Argentina siguió un camino similar a fines de 2011, poco después de la reelección de Cristina Fernández de Kirchner, imponiendo crecientes restricciones a la adquicisión de divisas extranjeras por parte de particulares y empresas.
 
En ambos casos, el control terminó en un mercado desdoblado, con dólar oficial y mercado negro. En Argentina la diferencia ha sido casi de 100%, mientras que en Venezuela hoy en día el valor de la divisa no oficial es siete veces mayor.
 
"Para ejercer el control se necesita una estructura administrativa e institucional muy grande. Si la moneda está sobrevaluada, la única manera es devaluar para que resulte más beneficioso liquidar los dólares en el país", indicó a BBC Mundo el profesor de Economía Política de la Universidad de Crento, Italia, Giorgio Fodor.
 
En un primer momento el control puede funcionar.
 
En Venezuela inicialmente se detuvo la salida de dólares -estimada en ese entonces en US$5.100 millones en 2003-, y la medida se tomó en un momento en que la industria petrolera estaba paralizada por una huelga. Pero para 2011 la salida de capitales superaba los US$20.000 millones.
 
El futuro
 
Argentina y Venezuela tienen a favor que su deuda externa pública y privada en dólares no es alta.
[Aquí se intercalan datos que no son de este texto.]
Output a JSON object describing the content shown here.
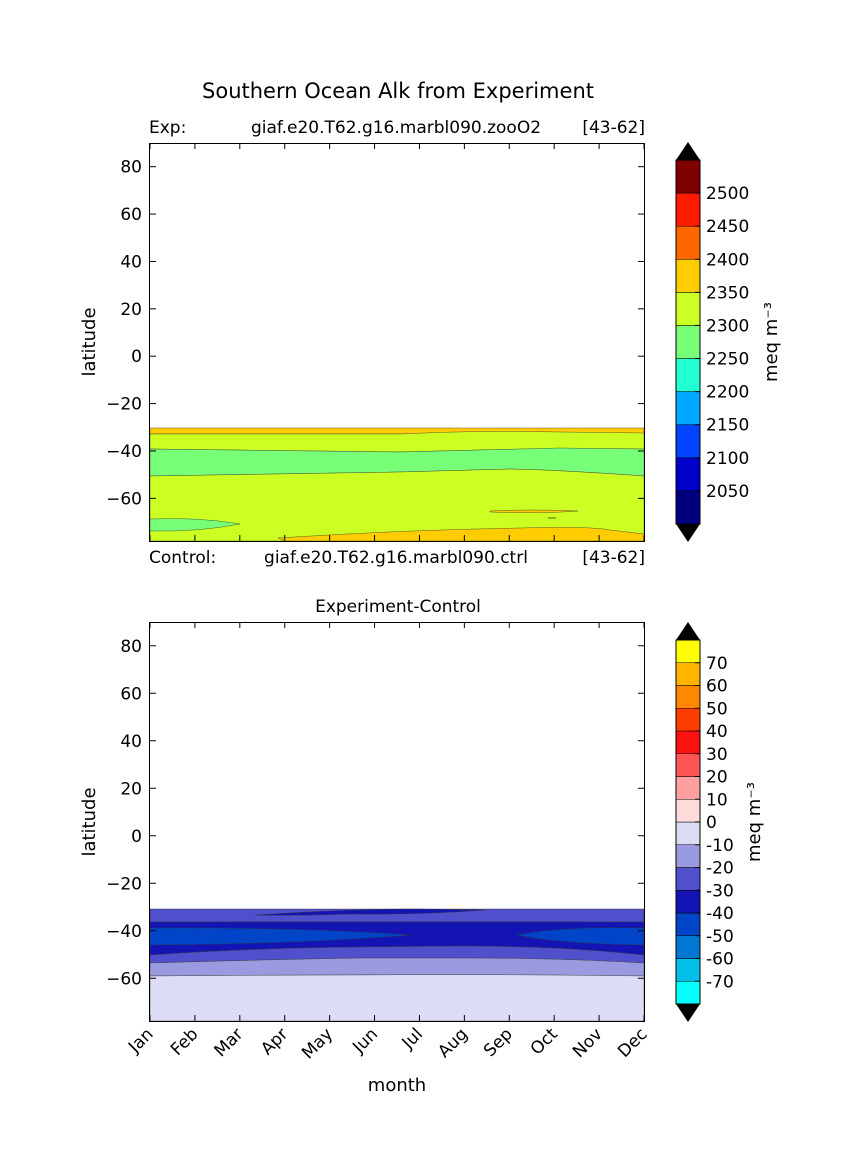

En el caso de Venezuela se le suma que sus ingresos en dólares por petróleo le dan un colchón para ataques especulativos.
 
"Creo que en eso Venezuela es diferente a Argentina porque tiene muy fuertes ingresos en dólares por el petróleo y tiene acceso a los mercados de capitales", indicó a BBC Mundo Mark Weibrost, codirector del "Center for Economic Policy and Research" de Washington.
 
No es la situación de Argentina que tiene virtualmente cerrada la opción de financiarse en el exterior desde que declaró la cesación de pagos de la deuda externa en 2001.
 
Ahora, el gobierno de Cristina Fernández adoptó dos medidas que había evitado durante bastante tiempo para contrarestar el vendaval que se desató la semana pasada cuando dejó de intervenir en el mercado de divisas para controlar el dólar.
 
La nueva autorización -con limitaciones- para adquirir dólares y la decisión del Banco Central de aumentar la tasa de interés para los ahorristas.
 
Según el ex ministro de hacienda del Brasil, Luis Carlos Bresser-Pereira, el gobierno está en el camino adecuado.
 
"El problema del gobierno argentino es que intentó combatir la inflación dejando que la moneda se apreciara. Con una moneda sobrevaluada se termina en este tipo de situación", indicó a BBC Mundo.
 
"Creo que con las medidas del nuevo ministro de Economía el peso está recuperando su valor competitivo. Si se recobra la confianza de las empresas, Argentina recuperará el superávit de cuenta corriente, con lo que saldrá de la crisis. Pero tendrá que resolver el problema de la inflación", agregó."